This section examines the law relating to same-sex and de facto relationships and families in Victoria in regards to having the same name, having children, rights and responsibilities, reproductive assistance, inheritance, registration of birth and financial matters.

Contributor

Rebecca Dahl

Partner, Nicholes Family Lawyers

Transgender and transsexual matters

Gender and relationship recognition

Prior to 2017, the Marriage Act 1961 (Cth) defined marriage as ‘the union of a man and a woman to the exclusion of all others’.

However, on 9 December 2017, the Act was updated to allow for marriage equality, and the definition was updated to define marriage as ‘the union of two people to the exclusion of all others, voluntarily entered into for life’.

Australian courts had historically adopted the UK attitude that gender is determined at birth and cannot be altered (see Corbett v Corbett [1970] 2 All ER 33). However, the Corbett ruling was overturned in Australia in the appeal case of Re Kevin [2003] FamCA 94, where the court found that transsexual individuals are legally allowed to marry according to their new gender.

In May 2018, the Victorian Parliament passed legislation that meant married transgender people no longer have to divorce to change the sex on their birth certificate. New South Wales has passed similar legislation.

Special medical procedures

‘Gender dysphoria’ is a condition where a person’s sense of their own gender contradicts their biological sex. Hormonal treatment for gender dysphoria in young people involves two stages; surgical intervention is the third stage:

  1. Stage one treatment: puberty blocking medication (fully reversible);
  2. Stage two treatment: cross-sex hormone treatment (partly irreversible);
  3. Stage three treatment: surgical treatment, which includes (but is not limited to) chest reconstructive surgery, phalloplasty, hysterectomy, bilateral salpingectomy, creation of the neovagina and vaginoplasty.

In Australia, at the time of writing (1 July 2022), court approval is not needed to access stage one treatment; parental consent is sufficient (see Re Jamie [2013] FamCAFC 110).

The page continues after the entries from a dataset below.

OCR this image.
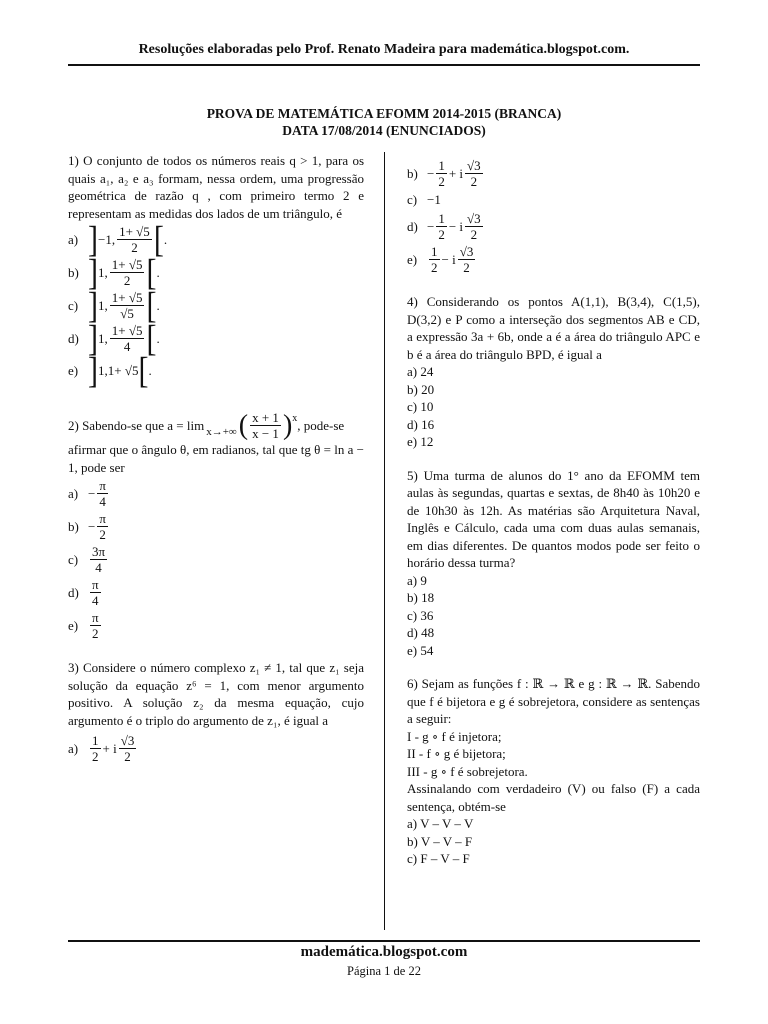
Resoluções elaboradas pelo Prof. Renato Madeira para mademática.blogspot.com.
PROVA DE MATEMÁTICA EFOMM 2014-2015 (BRANCA)
DATA 17/08/2014 (ENUNCIADOS)

1) O conjunto de todos os números reais q > 1, para os quais a₁, a₂ e a₃ formam, nessa ordem, uma progressão geométrica de razão q , com primeiro termo 2 e representam as medidas dos lados de um triângulo, é

a) ] −1, $\frac{1+ √5}{2}$ [ .
b) ] 1, $\frac{1+ √5}{2}$ [ .
c) ] 1, $\frac{1+ √5}{√5}$ [ .
d) ] 1, $\frac{1+ √5}{4}$ [ .
e) ] 1,1+ √5 [ .
2) Sabendo-se que a = lim
x→+∞ ( $\frac{x + 1}{x - 1} )^x$ , pode-se

afirmar que o ângulo θ, em radianos, tal que tg θ = ln a − 1, pode ser

$a) - \frac{\pi}{4}$
$b) - \frac{\pi}{2}$
$c) \frac{3\pi}{4}$
$d) \frac{\pi}{4}$
$e) \frac{\pi}{2}$

3) Considere o número complexo z₁ ≠ 1, tal que z₁ seja solução da equação z⁶ = 1, com menor argumento positivo. A solução z₂ da mesma equação, cujo argumento é o triplo do argumento de z₁, é igual a

$a) \frac{1}{2} + i \frac{√3}{2}$
$b) - \frac{1}{2} + i \frac{√3}{2}$
c) −1
$d) - \frac{1}{2} - i \frac{√3}{2}$
$e) \frac{1}{2} - i \frac{√3}{2}$

4) Considerando os pontos A(1,1), B(3,4), C(1,5), D(3,2) e P como a interseção dos segmentos AB e CD, a expressão 3a + 6b, onde a é a área do triângulo APC e b é a área do triângulo BPD, é igual a

a) 24
b) 20
c) 10
d) 16
e) 12

5) Uma turma de alunos do 1° ano da EFOMM tem aulas às segundas, quartas e sextas, de 8h40 às 10h20 e de 10h30 às 12h. As matérias são Arquitetura Naval, Inglês e Cálculo, cada uma com duas aulas semanais, em dias diferentes. De quantos modos pode ser feito o horário dessa turma?

a) 9
b) 18
c) 36
d) 48
e) 54

6) Sejam as funções f : ℝ → ℝ e g : ℝ → ℝ. Sabendo que f é bijetora e g é sobrejetora, considere as sentenças a seguir:

I - g ∘ f é injetora;
II - f ∘ g é bijetora;
III - g ∘ f é sobrejetora.

Assinalando com verdadeiro (V) ou falso (F) a cada sentença, obtém-se

a) V – V – V
b) V – V – F
c) F – V – F
mademática.blogspot.com
Página 1 de 22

However, accessing stage two treatment has historically been less straightforward. The courts have classified stage two treatment as a form of special medical procedure that can only be performed on children with court approval.

Previously, there were two avenues that could be followed to access stage two treatment:

  1. In Re Jamie, the court decided that stage two treatment is a non-therapeutic treatment (and therefore is beyond the scope of parental consent). This follows the High Court precedent of the case of Re Marion (Secretary, Department of Health and Community Services) v JWB and SMB (1992) 175 CLR 218, where the court decided that non-therapeutic treatment (e.g. sterilization) requires a court order, and falls outside the ordinary scope of parental power to consent to medical treatment.
  2. The child and their family may seek a court order declaring that the child is ‘Gillick competent’. A court will deem a child to be Gillick competent if it believes that the child is sufficiently intelligent and mature to fully understand what is involved in stage two treatment. If a court decides that a child is Gillick competent, the child has authority to authorise stage two gender dysphoria treatment, as was the case in Re Spencer [2014] FamCA 310.

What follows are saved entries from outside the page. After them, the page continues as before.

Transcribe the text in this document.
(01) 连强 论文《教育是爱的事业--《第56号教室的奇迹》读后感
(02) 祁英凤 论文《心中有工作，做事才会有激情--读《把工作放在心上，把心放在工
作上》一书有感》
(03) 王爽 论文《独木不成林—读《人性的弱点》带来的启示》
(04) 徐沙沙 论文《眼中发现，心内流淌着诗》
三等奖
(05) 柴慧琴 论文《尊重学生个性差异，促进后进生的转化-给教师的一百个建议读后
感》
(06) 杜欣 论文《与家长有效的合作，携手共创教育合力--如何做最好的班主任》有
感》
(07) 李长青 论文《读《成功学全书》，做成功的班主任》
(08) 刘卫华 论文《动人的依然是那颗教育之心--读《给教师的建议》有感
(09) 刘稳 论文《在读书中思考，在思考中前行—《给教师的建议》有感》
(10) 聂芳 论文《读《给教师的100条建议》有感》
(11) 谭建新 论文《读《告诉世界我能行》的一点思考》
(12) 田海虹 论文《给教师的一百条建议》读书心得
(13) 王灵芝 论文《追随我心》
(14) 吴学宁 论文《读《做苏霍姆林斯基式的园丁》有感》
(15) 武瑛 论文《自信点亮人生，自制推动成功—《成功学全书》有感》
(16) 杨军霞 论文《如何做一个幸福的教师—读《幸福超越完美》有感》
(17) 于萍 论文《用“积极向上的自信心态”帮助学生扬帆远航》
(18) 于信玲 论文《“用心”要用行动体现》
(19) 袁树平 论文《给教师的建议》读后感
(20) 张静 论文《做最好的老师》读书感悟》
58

In the case of Re Kelvin [2017] FamCAFC 258, the Full Court of the Family Court handed down its landmark decision confirming that court authorisation is no longer required for stage two treatment of gender dysphoria where the child is Gillick competent.

This precedent was later affirmed in the case of Re Max [2021] FamCA 290, where it was held that the administration of stage two treatment was a decision for the child to make insofar as they had the competence to make it. The court confirmed that the relevant issue to resolve is whether or not the child is Gillick competent and therefore capable of consenting to stage tow treatment themselves.

In the case of Re Matthew [2018] FamCA 161, the Family Court decided that authorisation from the Family Court for stage three treatment for gender dysphoria is not necessary when:

  1. the child has been diagnosed as suffering from gender dysphoria;
  2. the treating practitioners agree that the child is Gillick competent;
  3. the proposed treatment is considered to be therapeutic; and
  4. there is no controversy as to whether the treatment should be administered (e.g. neither of the child’s parents is opposed to the treatment).

In the case of Re Ryan [2019] FamCA 112, the facts of Re Matthew were distinguished because, as in this case, there was a controversy (i.e. the child’s parents disagreed about whether stage three medical treatment should be administered). Because a controversy existed, the Family Court was required to make a determination as to whether the child was Gillick competent. It was found – based on the evidence from the expert witnesses, the family consultant, and the child himself – that the child had the requisite understanding to make the decision and comprehend its consequences. Therefore, it was ordered that the child was Gillick competent and capable of consenting to the stage three treatment on his own behalf.

In the recent case of Re G3 [2021] FCWA 99, the Family Court of Western Australia considered the requirements for a child to consent to stage two treatment. The circumstances of this case were different to those in Re Ryan as there was no controversy and Gillick competence was clearly established.